Une sorte de chèque en blanc, pardonnez-moi le jeu de mots, accordé au plus nanti, face à un pan entier de la loi marocaine.
Il est de ce point de vue utile de rappeler que notre ministère est celui de la justice, non des «indulgences». Par «indulgences», je fais référence à ce mécanisme apostolique, qui permettait de racheter les péchés d’une personne vivante ou morte, avec des pièces sonnantes et trébuchantes. Un procédé qui fut pratiqué au XVIème siècle à une échelle quasi industrielle par l'Eglise catholique en Europe, et qui fut l’un des ferments de la réforme protestante.

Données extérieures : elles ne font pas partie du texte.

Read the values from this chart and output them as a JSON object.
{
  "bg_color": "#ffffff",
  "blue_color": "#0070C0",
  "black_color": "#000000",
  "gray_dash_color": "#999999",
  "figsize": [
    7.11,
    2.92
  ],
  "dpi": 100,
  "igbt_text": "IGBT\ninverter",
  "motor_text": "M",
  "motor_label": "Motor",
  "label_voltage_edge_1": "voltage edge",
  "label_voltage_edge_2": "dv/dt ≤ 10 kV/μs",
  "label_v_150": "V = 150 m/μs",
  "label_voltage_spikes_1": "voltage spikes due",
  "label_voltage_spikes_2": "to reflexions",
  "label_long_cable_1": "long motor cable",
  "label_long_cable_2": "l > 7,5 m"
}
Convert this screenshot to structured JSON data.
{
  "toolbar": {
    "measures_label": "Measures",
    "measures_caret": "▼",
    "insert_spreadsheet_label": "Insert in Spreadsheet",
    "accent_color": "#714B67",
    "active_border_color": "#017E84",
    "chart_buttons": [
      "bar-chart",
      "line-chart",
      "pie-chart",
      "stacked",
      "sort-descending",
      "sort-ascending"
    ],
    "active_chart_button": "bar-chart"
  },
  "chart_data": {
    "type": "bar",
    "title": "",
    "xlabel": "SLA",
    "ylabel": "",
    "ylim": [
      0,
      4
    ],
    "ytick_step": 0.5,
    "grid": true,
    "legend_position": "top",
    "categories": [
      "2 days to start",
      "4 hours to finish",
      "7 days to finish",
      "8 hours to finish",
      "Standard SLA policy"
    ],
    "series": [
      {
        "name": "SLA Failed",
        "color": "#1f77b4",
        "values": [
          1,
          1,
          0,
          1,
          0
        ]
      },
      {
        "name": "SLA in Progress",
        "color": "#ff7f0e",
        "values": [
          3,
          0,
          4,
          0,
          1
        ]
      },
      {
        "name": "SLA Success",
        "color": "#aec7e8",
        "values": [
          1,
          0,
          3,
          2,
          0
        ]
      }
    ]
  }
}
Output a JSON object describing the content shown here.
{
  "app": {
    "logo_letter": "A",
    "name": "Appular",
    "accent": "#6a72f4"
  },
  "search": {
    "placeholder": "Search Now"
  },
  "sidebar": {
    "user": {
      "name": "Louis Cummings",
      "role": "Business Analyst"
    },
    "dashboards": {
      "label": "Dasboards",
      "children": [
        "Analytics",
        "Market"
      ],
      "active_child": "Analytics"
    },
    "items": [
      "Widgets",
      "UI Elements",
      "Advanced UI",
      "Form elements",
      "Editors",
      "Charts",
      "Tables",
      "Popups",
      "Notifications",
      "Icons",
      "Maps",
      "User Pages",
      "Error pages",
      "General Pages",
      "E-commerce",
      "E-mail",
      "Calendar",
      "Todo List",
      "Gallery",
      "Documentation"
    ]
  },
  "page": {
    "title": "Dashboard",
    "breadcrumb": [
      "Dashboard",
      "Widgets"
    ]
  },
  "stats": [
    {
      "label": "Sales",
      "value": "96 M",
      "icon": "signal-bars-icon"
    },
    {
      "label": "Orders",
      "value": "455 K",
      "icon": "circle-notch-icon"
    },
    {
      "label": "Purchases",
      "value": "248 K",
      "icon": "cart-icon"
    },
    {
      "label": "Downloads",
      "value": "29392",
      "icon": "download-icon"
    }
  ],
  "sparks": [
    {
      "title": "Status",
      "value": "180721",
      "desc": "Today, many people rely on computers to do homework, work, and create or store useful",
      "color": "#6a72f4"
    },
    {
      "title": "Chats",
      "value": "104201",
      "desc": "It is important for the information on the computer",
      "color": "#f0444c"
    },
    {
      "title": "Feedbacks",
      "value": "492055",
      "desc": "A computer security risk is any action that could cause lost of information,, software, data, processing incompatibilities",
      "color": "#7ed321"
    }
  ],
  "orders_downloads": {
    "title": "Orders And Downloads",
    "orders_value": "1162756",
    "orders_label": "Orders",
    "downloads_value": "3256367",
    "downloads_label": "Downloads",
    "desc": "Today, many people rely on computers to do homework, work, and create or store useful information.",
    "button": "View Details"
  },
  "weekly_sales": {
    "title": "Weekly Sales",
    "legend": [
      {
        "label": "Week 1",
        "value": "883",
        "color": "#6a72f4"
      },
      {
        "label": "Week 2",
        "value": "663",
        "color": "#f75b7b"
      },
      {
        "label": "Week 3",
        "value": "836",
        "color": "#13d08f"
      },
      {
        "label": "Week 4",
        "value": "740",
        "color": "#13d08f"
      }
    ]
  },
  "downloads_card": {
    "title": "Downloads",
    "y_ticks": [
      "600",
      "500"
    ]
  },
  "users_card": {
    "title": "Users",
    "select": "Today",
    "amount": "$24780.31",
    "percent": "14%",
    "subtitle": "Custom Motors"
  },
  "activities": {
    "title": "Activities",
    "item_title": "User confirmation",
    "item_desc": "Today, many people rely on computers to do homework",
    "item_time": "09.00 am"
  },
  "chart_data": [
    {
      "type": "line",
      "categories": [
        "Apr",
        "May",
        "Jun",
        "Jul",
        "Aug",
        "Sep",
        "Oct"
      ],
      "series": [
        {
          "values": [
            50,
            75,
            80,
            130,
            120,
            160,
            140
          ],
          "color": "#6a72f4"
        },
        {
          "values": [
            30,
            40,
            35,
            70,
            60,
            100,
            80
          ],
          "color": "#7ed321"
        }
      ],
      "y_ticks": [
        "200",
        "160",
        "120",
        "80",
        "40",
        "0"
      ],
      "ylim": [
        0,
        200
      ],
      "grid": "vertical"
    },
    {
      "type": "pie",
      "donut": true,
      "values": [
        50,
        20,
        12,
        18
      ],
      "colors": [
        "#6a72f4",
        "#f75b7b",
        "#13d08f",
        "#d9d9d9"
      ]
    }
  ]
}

De ce point de vue, cet avant-projet de loi entend d’une certaine manière rétablir le commerce des indulgences, du moins pour les peines inférieures à 2 ans de prison. Ce qui fera certainement beaucoup de bien aux caisses du Trésor, mais causera un tort peut-être irréparable à notre vrai trésor, la «justice» et l’égalité des citoyens devant la loi.
N’oublions jamais que la justice est sacrée, parce qu’elle n’est pas à vendre.